The reason for the higher sensitivity of AI detection compared to total-IgG detection in the patients reported here is unknown. Infections are often associated with severe blood-CSF barrier dysfunction; the presence of OCB may become undetectable in those cases because of a relative increase of the blood-derived polyclonal IgG fraction. In such cases OCBs may possibly become positive after normalization of barrier dysfunction. However, high CSF/serum albumin ratios were present only in a subset of our patients (see Figure1). Moreover, the higher sensitivity of antigen-specific OCBs compared to total-IgG OCBs detection as demonstrated in a number of studies [3‐5] argues in favour of additional, so far unidentified factors specific for total-IgG OCB detection rather than OCB detection in general.

Possibly, AIs might become positive earlier than total-IgG OCBs. If so, AI assessment might be particularly useful at disease onset. However, as OCBs remained negative in the few patients with follow-up LPs in our study, our study provides no direct evidence for this hypothesis.
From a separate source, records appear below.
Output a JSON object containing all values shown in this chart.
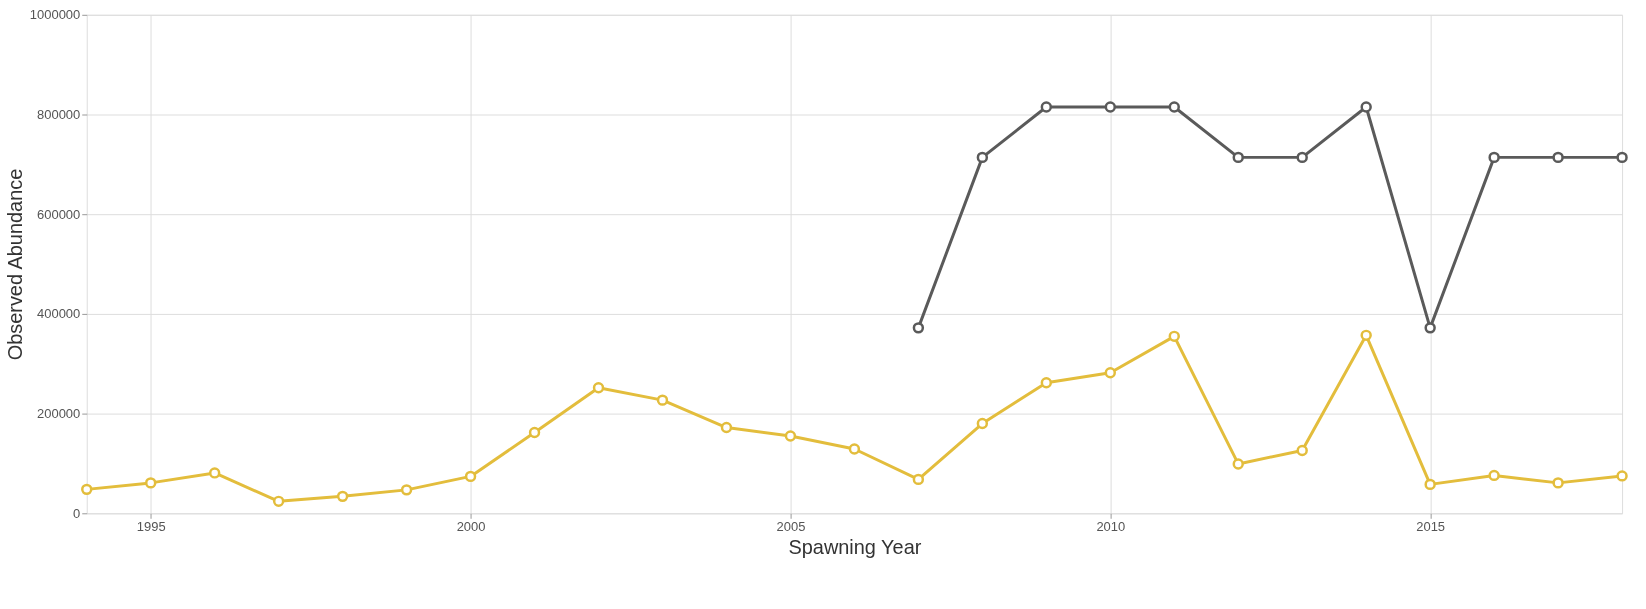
{
  "chart_data": {
    "type": "line",
    "xlabel": "Spawning Year",
    "ylabel": "Observed Abundance",
    "x": [
      1994,
      1995,
      1996,
      1997,
      1998,
      1999,
      2000,
      2001,
      2002,
      2003,
      2004,
      2005,
      2006,
      2007,
      2008,
      2009,
      2010,
      2011,
      2012,
      2013,
      2014,
      2015,
      2016,
      2017,
      2018
    ],
    "series": [
      {
        "color": "#e3bd3c",
        "values": [
          48000,
          61000,
          81000,
          24000,
          34000,
          47000,
          74000,
          162000,
          252000,
          227000,
          172000,
          155000,
          129000,
          68000,
          180000,
          262000,
          282000,
          355000,
          99000,
          126000,
          357000,
          58000,
          76000,
          61000,
          75000
        ]
      },
      {
        "color": "#5a5a5a",
        "values": [
          null,
          null,
          null,
          null,
          null,
          null,
          null,
          null,
          null,
          null,
          null,
          null,
          null,
          372000,
          714000,
          815000,
          815000,
          815000,
          714000,
          714000,
          815000,
          372000,
          714000,
          714000,
          714000
        ]
      }
    ],
    "xlim": [
      1994,
      2018
    ],
    "xticks": [
      1995,
      2000,
      2005,
      2010,
      2015
    ],
    "ylim": [
      0,
      1000000
    ],
    "yticks": [
      0,
      200000,
      400000,
      600000,
      800000,
      1000000
    ],
    "grid": true,
    "legend": false,
    "marker": "circle",
    "line_style": "solid"
  }
}
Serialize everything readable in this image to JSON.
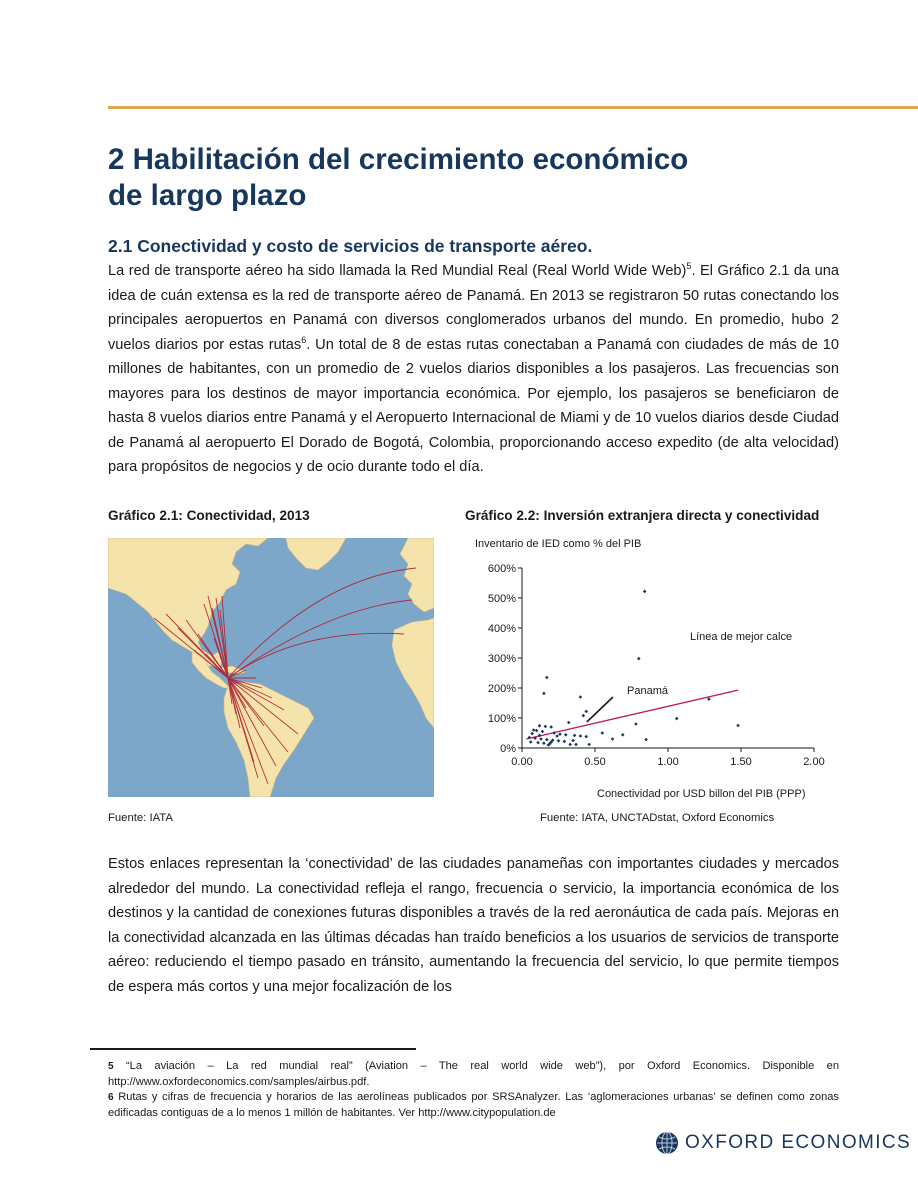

There are some caveats. First, as it is the case with IgG responses in general, there might be a delay in AIs becoming positive as indicated by case 1 in Table1; this patients became positive for HSV only at lumbar punctures (LP) #2 and LP #3. However, similar problems apply to HSV PCR, which is sometimes negative at first LP and becomes positive only with time. Therefore, repeat LP is recommended if the initial LP is negative. Second, an expansion of the polyspecific, intrathecal immune response in MS over time has been described [10]. Accordingly, repeat LP might possibly be useful also in individual patients with suspected MS but missing MRZR reaction at first LP. Third, cross-reactivity between VZV and HSV is a well-known phenomenon. However, the true-positive AI generally yields higher values, which usually allows identifying the relevant agent (see patient 1, LP #3). It is therefore recommended to test always for both VZV-AI and HSV-AI. Third, the 21 cases presented here were collected over a period of 9 years, suggesting that the phenomenon is relatively rare; however, it is potentially of high relevance for the individual patient.

In summary, the cases reported here indicate that AI testing should not generally be omitted in total-IgG OCB-negative patients and provides a rationale for systematic and prospective studies on the comparative sensitivity and specificity of AI and total-IgG OCB testing in infectious diseases of the CNS as well as in other indications.